Amazon has released a lengthy explanation of its recent Elastic Cloud Computing (EC2) and Relational Database Service (RDS) downtime, blaming "stuck" data volumes and the system's inability to work around them for the failure of Amazon Web Services. According to the AWS team, a network change in an "Availability Zone" in the US East region caused the nodes in that zone to get "stuck", refusing to read or write data. Other nodes then became stuck themselves, when trying to access those initial stuck nodes.

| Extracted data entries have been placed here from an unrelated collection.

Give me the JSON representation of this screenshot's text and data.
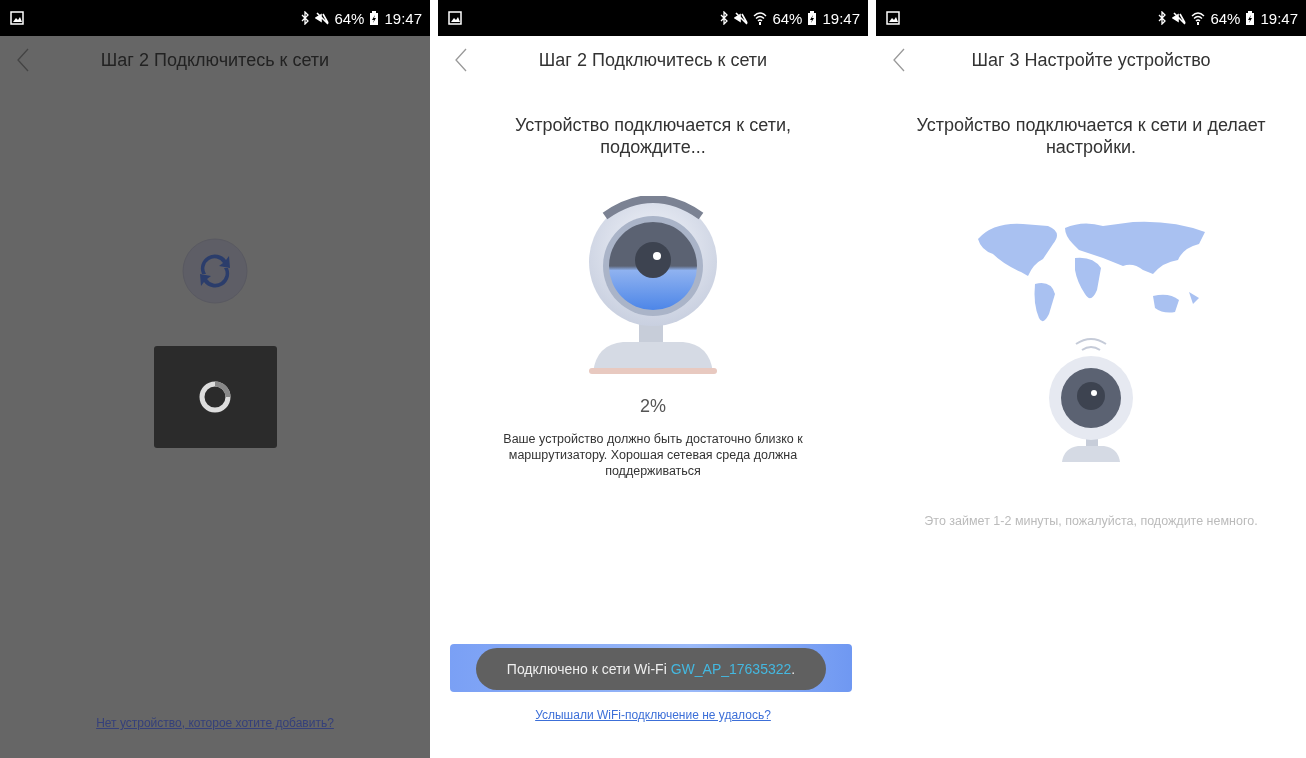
{
  "screens": [
    {
      "dimmed": true,
      "status_bar": {
        "wifi": false,
        "battery": "64%",
        "time": "19:47"
      },
      "header": {
        "title": "Шаг 2 Подключитесь к сети"
      },
      "kind": "refresh",
      "loading_dialog": true,
      "link": "Нет устройство, которое хотите добавить?"
    },
    {
      "dimmed": false,
      "status_bar": {
        "wifi": true,
        "battery": "64%",
        "time": "19:47"
      },
      "header": {
        "title": "Шаг 2 Подключитесь к сети"
      },
      "message": "Устройство подключается к сети, подождите...",
      "kind": "webcam",
      "percent": "2%",
      "note": "Ваше устройство должно быть достаточно близко к маршрутизатору. Хорошая сетевая среда должна поддерживаться",
      "button": true,
      "toast": {
        "text": "Подключено к сети Wi-Fi ",
        "network": "GW_AP_17635322",
        "end": "."
      },
      "link": "Услышали WiFi-подключение не удалось?"
    },
    {
      "dimmed": false,
      "status_bar": {
        "wifi": true,
        "battery": "64%",
        "time": "19:47"
      },
      "header": {
        "title": "Шаг 3 Настройте устройство"
      },
      "message": "Устройство подключается к сети и делает настройки.",
      "kind": "map-webcam",
      "hint": "Это займет 1-2 минуты, пожалуйста, подождите немного."
    }
  ]
}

Because of how the system is structured, automatically asking nodes to find a new, stable node and re-mirror their data if they can't communicate with the original - and taking user access to that data offline for the duration - the massing number of stuck nodes caused the zone to grind to a halt. Usually the re-mirroring takes milliseconds, Amazon says, however because of the scale of the disconnect a "re-mirroring storm" was spawned:
"In this case, because the issue affected such a large number of volumes concurrently, the free capacity of the EBS cluster was quickly exhausted, leaving many of the nodes “stuck” in a loop, continuously searching the cluster for free space. This quickly led to a “re-mirroring storm,” where a large number of volumes were effectively “stuck” while the nodes searched the cluster for the storage space it needed for its new replica. At this point, about 13% of the volumes in the affected Availability Zone were in this “stuck” state." Amazon
Amazon goes into detail as to how its engineers brought the system back online, but the important stat for subscribers is that "0.07% of the volumes in the affected Availability Zone could not be restored for customers in a consistent state." It's not exactly clear how much data loss that actually translates to.

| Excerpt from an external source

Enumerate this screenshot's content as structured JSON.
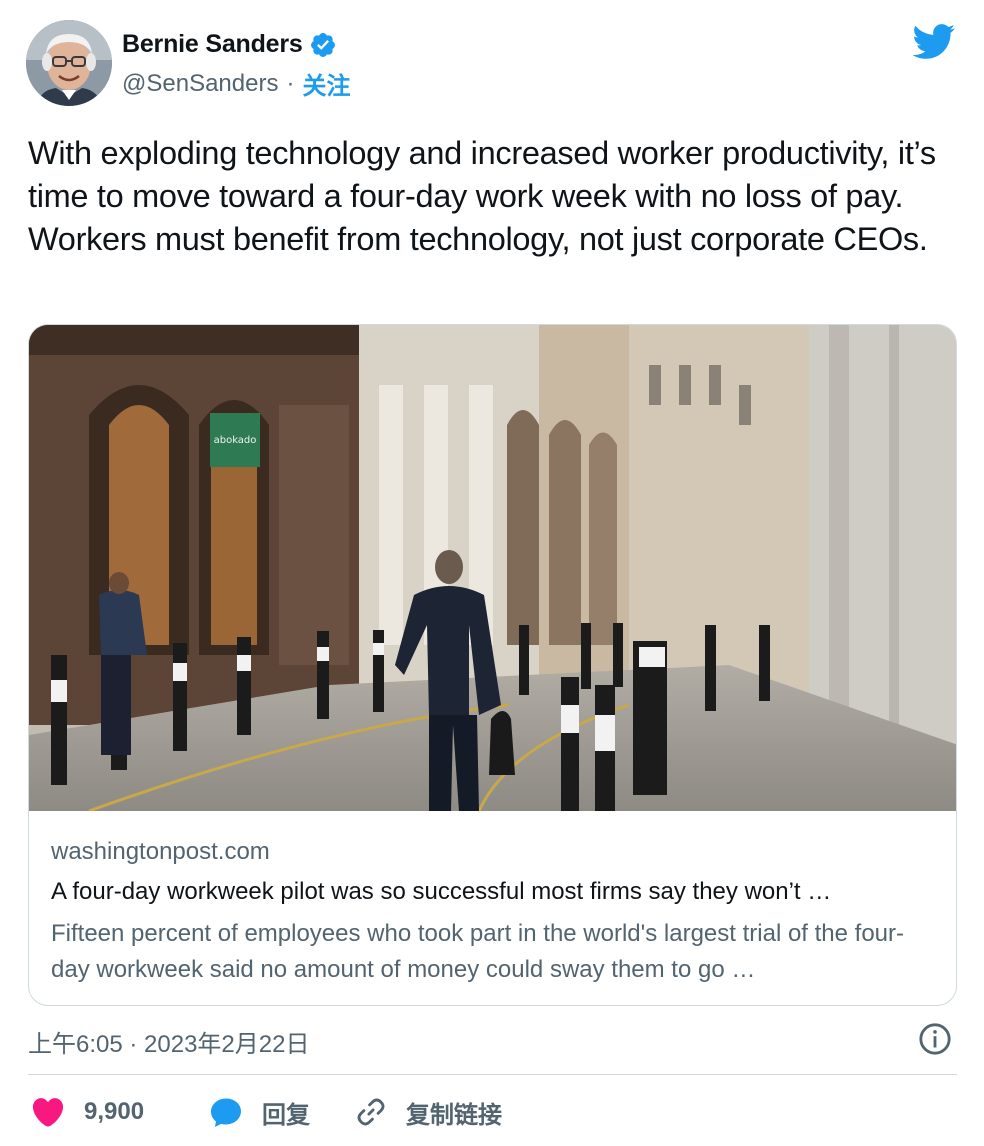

In the future, Amazon says it will be adding support for Virtual Private Cloud users to take advantage of system capacity in other Availability Zones, reducing the likelihood of downtime should their current zone go down. Meanwhile, it will also be boosting the monitoring and recovery tools it uses, including automating some of the processes, and giving users themselves the ability to make snapshots of "stuck" volumes that can be restored in other zones.

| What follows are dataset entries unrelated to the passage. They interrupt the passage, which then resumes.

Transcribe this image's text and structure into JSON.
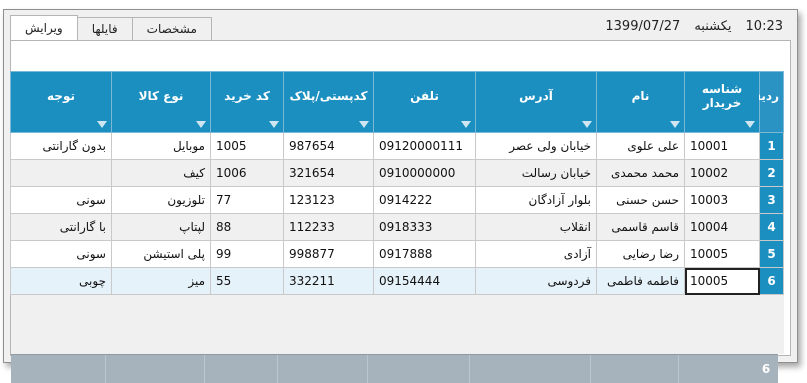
{
  "tabs": [
    {
      "label": "ویرایش",
      "active": true
    },
    {
      "label": "فایلها",
      "active": false
    },
    {
      "label": "مشخصات",
      "active": false
    }
  ],
  "datetime": {
    "time": "10:23",
    "day": "یکشنبه",
    "date": "1399/07/27"
  },
  "grid": {
    "headers": [
      "ردیف",
      "شناسه خریدار",
      "نام",
      "آدرس",
      "تلفن",
      "کدپستی/پلاک",
      "کد خرید",
      "نوع کالا",
      "توجه"
    ],
    "rows": [
      {
        "n": "1",
        "id": "10001",
        "name": "علی علوی",
        "addr": "خیابان ولی عصر",
        "tel": "09120000111",
        "postal": "987654",
        "code": "1005",
        "type": "موبایل",
        "note": "بدون گارانتی"
      },
      {
        "n": "2",
        "id": "10002",
        "name": "محمد محمدی",
        "addr": "خیابان رسالت",
        "tel": "0910000000",
        "postal": "321654",
        "code": "1006",
        "type": "کیف",
        "note": ""
      },
      {
        "n": "3",
        "id": "10003",
        "name": "حسن حسنی",
        "addr": "بلوار آزادگان",
        "tel": "0914222",
        "postal": "123123",
        "code": "77",
        "type": "تلوزیون",
        "note": "سونی"
      },
      {
        "n": "4",
        "id": "10004",
        "name": "قاسم قاسمی",
        "addr": "انقلاب",
        "tel": "0918333",
        "postal": "112233",
        "code": "88",
        "type": "لپتاپ",
        "note": "با گارانتی"
      },
      {
        "n": "5",
        "id": "10005",
        "name": "رضا رضایی",
        "addr": "آزادی",
        "tel": "0917888",
        "postal": "998877",
        "code": "99",
        "type": "پلی استیشن",
        "note": "سونی"
      },
      {
        "n": "6",
        "id": "10005",
        "name": "فاطمه فاطمی",
        "addr": "فردوسی",
        "tel": "09154444",
        "postal": "332211",
        "code": "55",
        "type": "میز",
        "note": "چوبی"
      }
    ],
    "footer_count": "6"
  }
}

Finally, and addressing one of the biggest complaints of the past week, Amazon says it will re-examine customer communications, giving regular, frequent updates rather than only alerting users when there was something new to say. AWS customers affected will get an automatically-applied "10 day credit equal to 100% of their usage of EBS Volumes, EC2 Instances and RDS database instances that were running in the affected Availability Zone."